Klimawandel, Ressourcenknappheit bzw. zunehmender Wettbewerb um den Zugang zu Ressourcen und geopolitische Überlegungen stellen für Europa und damit auch Österreich eine große Herausforderung dar, der mittels Green Deal [1] und den darin festgelegten Transformationen in den Bereichen Energie, Digitalisierung sowie des (linearen) Wirtschaftssystems hin zu einer inklusiven Kreislaufwirtschaft begegnet werden soll. Die Montanuniversität Leoben hat in Ihrem Entwicklungsplan [12] festgelegt, wie sie in den nächsten Jahren diesen Herausforderungen, inkl. der darauf beruhenden gesellschaftlichen Veränderungen, begegnen wird.
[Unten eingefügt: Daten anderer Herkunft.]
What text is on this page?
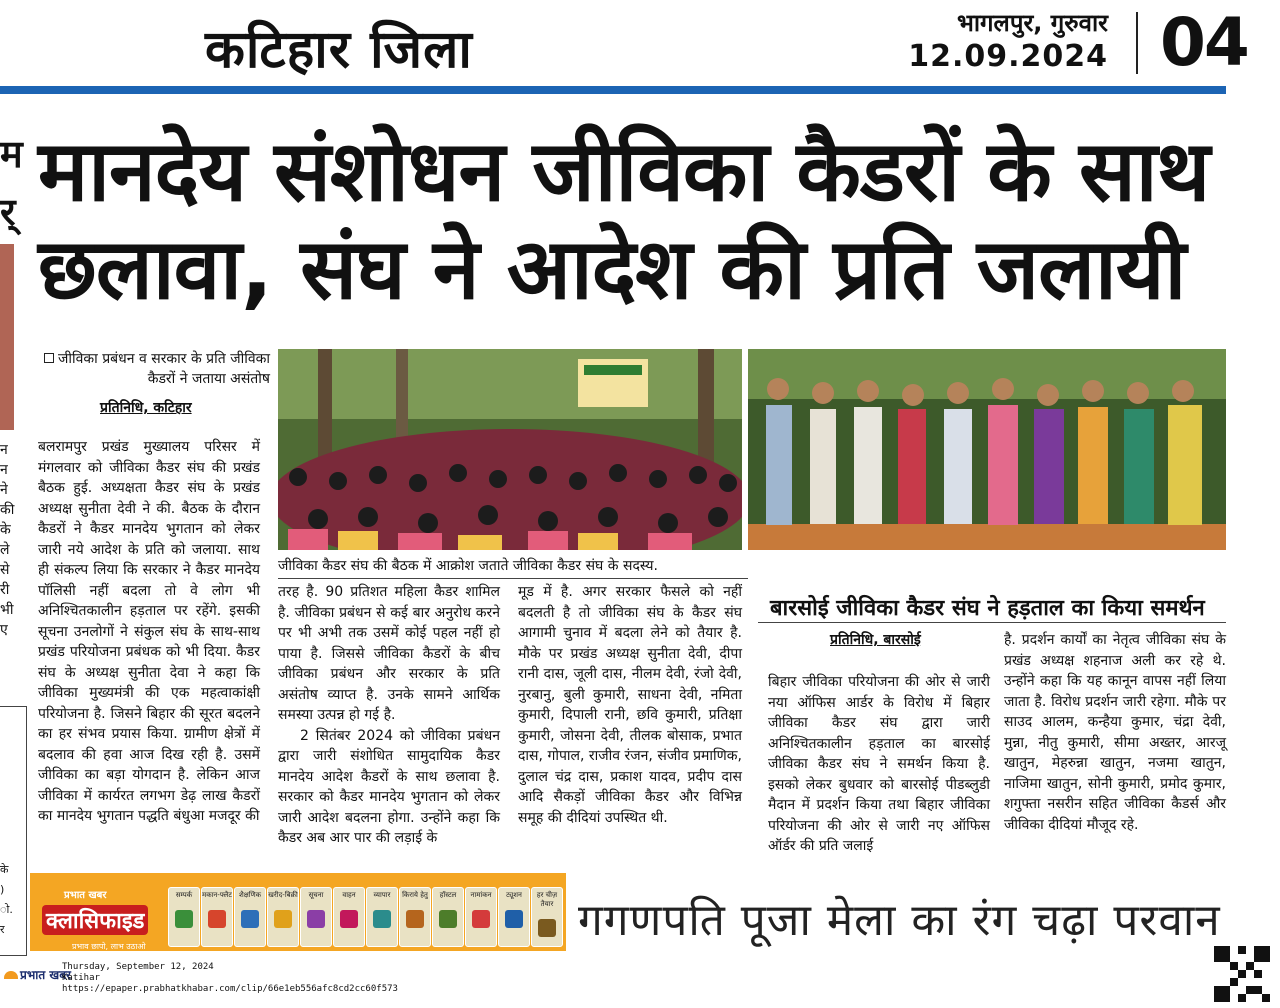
कटिहार जिला	भागलपुर, गुरुवार
12.09.2024 04
म
र्
न
न
ने
की
के
ले
से
री
भी
ए
के
)
ो.
र
मानदेय संशोधन जीविका कैडरों के साथ छलावा, संघ ने आदेश की प्रति जलायी
जीविका प्रबंधन व सरकार के प्रति जीविका कैडरों ने जताया असंतोष
प्रतिनिधि, कटिहार
जीविका कैडर संघ की बैठक में आक्रोश जताते जीविका कैडर संघ के सदस्य.
बलरामपुर प्रखंड मुख्यालय परिसर में मंगलवार को जीविका कैडर संघ की प्रखंड बैठक हुई. अध्यक्षता कैडर संघ के प्रखंड अध्यक्ष सुनीता देवी ने की. बैठक के दौरान कैडरों ने कैडर मानदेय भुगतान को लेकर जारी नये आदेश के प्रति को जलाया. साथ ही संकल्प लिया कि सरकार ने कैडर मानदेय पॉलिसी नहीं बदला तो वे लोग भी अनिश्चितकालीन हड़ताल पर रहेंगे. इसकी सूचना उनलोगों ने संकुल संघ के साथ-साथ प्रखंड परियोजना प्रबंधक को भी दिया. कैडर संघ के अध्यक्ष सुनीता देवा ने कहा कि जीविका मुख्यमंत्री की एक महत्वाकांक्षी परियोजना है. जिसने बिहार की सूरत बदलने का हर संभव प्रयास किया. ग्रामीण क्षेत्रों में बदलाव की हवा आज दिख रही है. उसमें जीविका का बड़ा योगदान है. लेकिन आज जीविका में कार्यरत लगभग डेढ़ लाख कैडरों का मानदेय भुगतान पद्धति बंधुआ मजदूर की
तरह है. 90 प्रतिशत महिला कैडर शामिल है. जीविका प्रबंधन से कई बार अनुरोध करने पर भी अभी तक उसमें कोई पहल नहीं हो पाया है. जिससे जीविका कैडरों के बीच जीविका प्रबंधन और सरकार के प्रति असंतोष व्याप्त है. उनके सामने आर्थिक समस्या उत्पन्न हो गई है.
2 सितंबर 2024 को जीविका प्रबंधन द्वारा जारी संशोधित सामुदायिक कैडर मानदेय आदेश कैडरों के साथ छलावा है. सरकार को कैडर मानदेय भुगतान को लेकर जारी आदेश बदलना होगा. उन्होंने कहा कि कैडर अब आर पार की लड़ाई के
मूड में है. अगर सरकार फैसले को नहीं बदलती है तो जीविका संघ के कैडर संघ आगामी चुनाव में बदला लेने को तैयार है. मौके पर प्रखंड अध्यक्ष सुनीता देवी, दीपा रानी दास, जूली दास, नीलम देवी, रंजो देवी, नुरबानु, बुली कुमारी, साधना देवी, नमिता कुमारी, दिपाली रानी, छवि कुमारी, प्रतिक्षा कुमारी, जोसना देवी, तीलक बोसाक, प्रभात दास, गोपाल, राजीव रंजन, संजीव प्रमाणिक, दुलाल चंद्र दास, प्रकाश यादव, प्रदीप दास आदि सैकड़ों जीविका कैडर और विभिन्न समूह की दीदियां उपस्थित थी.
बारसोई जीविका कैडर संघ ने हड़ताल का किया समर्थन
प्रतिनिधि, बारसोई
बिहार जीविका परियोजना की ओर से जारी नया ऑफिस आर्डर के विरोध में बिहार जीविका कैडर संघ द्वारा जारी अनिश्चितकालीन हड़ताल का बारसोई जीविका कैडर संघ ने समर्थन किया है. इसको लेकर बुधवार को बारसोई पीडब्लुडी मैदान में प्रदर्शन किया तथा बिहार जीविका परियोजना की ओर से जारी नए ऑफिस ऑर्डर की प्रति जलाई
है. प्रदर्शन कार्यों का नेतृत्व जीविका संघ के प्रखंड अध्यक्ष शहनाज अली कर रहे थे. उन्होंने कहा कि यह कानून वापस नहीं लिया जाता है. विरोध प्रदर्शन जारी रहेगा. मौके पर साउद आलम, कन्हैया कुमार, चंद्रा देवी, मुन्ना, नीतु कुमारी, सीमा अख्तर, आरजू खातुन, मेहरुन्ना खातुन, नजमा खातुन, नाजिमा खातुन, सोनी कुमारी, प्रमोद कुमार, शगुफ्ता नसरीन सहित जीविका कैडर्स और जीविका दीदियां मौजूद रहे.
प्रभात खबर
क्लासिफाइड
प्रभाव छापो, लाभ उठाओ
सम्पर्क	मकान-फ्लैट	शैक्षणिक	खरीद-बिक्री	सूचना	वाहन	व्यापार	किराये हेतु	हॉस्टल	नामांकन	ट्यूशन	हर चीज़ तैयार गगणपति पूजा मेला का रंग चढ़ा परवान
प्रभात खबर
Thursday, September 12, 2024
Katihar
https://epaper.prabhatkhabar.com/clip/66e1eb556afc8cd2cc60f573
Für die Universität, speziell aber für die Bergbaukunde, ergeben diese Transformationen auch eine Chance, da Studien davon ausgehen, dass der Bedarf für mineralische Rohstoffe, auch aus primären Quellen, weiterhin wachsen wird [2, 3]. Um diesen wachsenden Bedarf decken zu können, wird Bergbau sich allerdings wesentlich verändern (müssen), v. a. hinsichtlich Umweltauswirkungen und sozialer Akzeptanz. Neue und verbesserte, effizientere und sicherere Verfahren und Prozesse, digitalisiert und automatisiert, werden dabei eine wesentliche Rolle spielen, was zumindest den großen, globalen Bergbaufirmen durchaus bewusst istFootnote 6.

Durch die in diesem Artikel beschriebene Ausrichtung des Lehrstuhls für Bergbaukunde, Bergtechnik und Bergwirtschaft der Montanuniversität Leoben – mit Nachhaltigkeit als Rahmen, einer Fokussierung auf Digitalisierung und untertägigen Bergbau, Gebirgsmechanik sowie Stärkung der Bereiche Tagbau, Fördertechnik und Geoinformatik sollte die Forschung für die anstehenden Transformationen – und sich daraus ergebende notwendige Unterstützung bei der Lösung etwaiger Problemstellungen in der österreichischen und internationalen Rohstoffindustrie – zukunftssicher ausgerichtet sein. In der Lehre werden zum jetzigen Zeitpunkt Helm und Sicherheitsschuhe nicht ersetzt, sondern sukzessive mit dem Tablet ergänzt, was mit der Position von SOMP betreffend Ausbildung übereinstimmt [11]. Zusätzlich sollen in den nächsten Jahren weitere Ausbildungsangebote unter dem Aspekt „life long learning“ geschaffen und angeboten werden. Es ist den AutorInnen durchaus bewusst, dass mit dieser strategischen Ausrichtung nicht das gesamte Spektrum des Bergbaus abgedeckt wird (z. B. hinsichtlich deep sea mining); das Ziel ist aber, in den beschriebenen Bereichen eine tragende Rolle als global anerkannter Akteur in der Gestaltung des Bergbaus des 21. Jahrhunderts zu erreichen.